Making these for the second time! They’re a huge hit at my gym. I used maple syrup the first time, this time I’m using honey from a bee farm owned by my sisters friend. I feel like this time, the batter was nice and smooth, not crumbly. Perfect 🤗
Just wish I could make them look as pretty as they do in the pics!
Just what I was looking for! I halved the recipe because I didn’t have enough peanut butter and I decided to make it have a chocolate layer instead of a chocolate dip. These are so delicious. I’ve been having one bar for breakfast every morning and I don’t feel hungry for hours. Will make again.
can the protein powder be substituted? I don’t like the taste of the protein powders available around me.

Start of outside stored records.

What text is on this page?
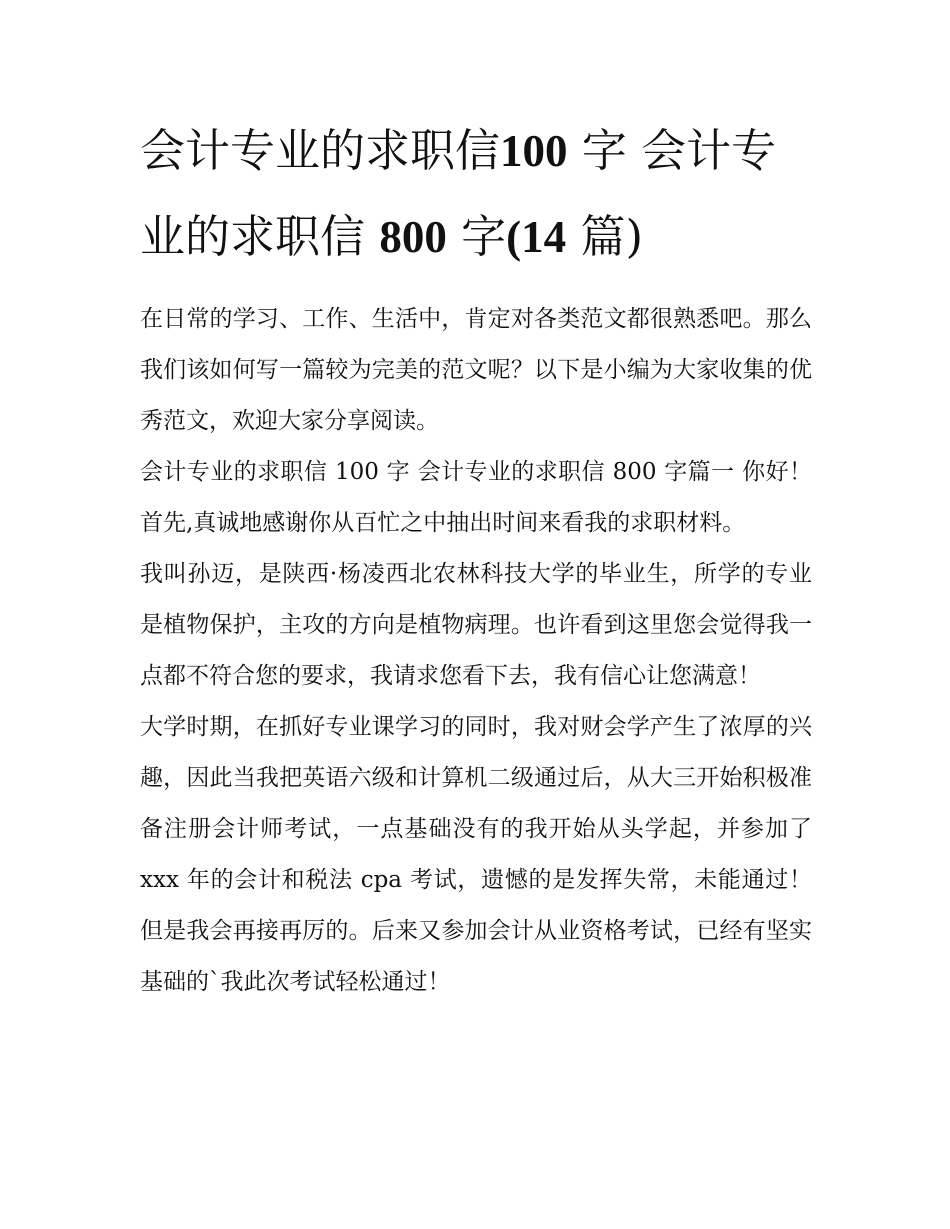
会计专业的求职信100 字 会计专业的求职信 800 字(14 篇)

在日常的学习、工作、生活中，肯定对各类范文都很熟悉吧。那么我们该如何写一篇较为完美的范文呢？以下是小编为大家收集的优秀范文，欢迎大家分享阅读。

会计专业的求职信 100 字 会计专业的求职信 800 字篇一 你好！ 首先,真诚地感谢你从百忙之中抽出时间来看我的求职材料。

我叫孙迈，是陕西·杨凌西北农林科技大学的毕业生，所学的专业是植物保护，主攻的方向是植物病理。也许看到这里您会觉得我一点都不符合您的要求，我请求您看下去，我有信心让您满意！

大学时期，在抓好专业课学习的同时，我对财会学产生了浓厚的兴趣，因此当我把英语六级和计算机二级通过后，从大三开始积极准备注册会计师考试，一点基础没有的我开始从头学起，并参加了 xxx 年的会计和税法 cpa 考试，遗憾的是发挥失常，未能通过！但是我会再接再厉的。后来又参加会计从业资格考试，已经有坚实基础的`我此次考试轻松通过！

Hi! Sure- Leave out the protein powder, and increase the coconut flour until the dough is thick 🙂
Thanks for this recipe, these were great! I didn’t have chocolate chips on hand, so I put in some cacao nibs for some extra crunch/nutrition. I’ve been snacking on these all week haha. Hits the spot for my peanut butter addiction 🙂
I apologize if this is a dumb question but I don’t understand how these are sugar free when the syrup you use contains 53g of sugar per serving. Would you mind explaining this to me please? Thanks!
I used sugar free syrup.
Hi! This recipe sounds so delicious!! I was wondering if there was a way to increase the protein in the bars? Like if I wanted each to have 16-20 g of protein in them, do you have any suggestions?
Double the protein powder 🙂
Can I leave the protein powder out? Will it still taste good?
I don’t see why not, but I’d reduce the amount of liquid added and possibly adding some extra sweetness.
Hi Arman, It appears that I have a sensitivity to coconut. Could you recommend an alternative? I’m ok with soy. I can’t eat milk protein, gluten, or corn either. Thanks!
You could try oat flour, but add extra to compensate
I love these homemade protein bars so much. So so easy and so so good!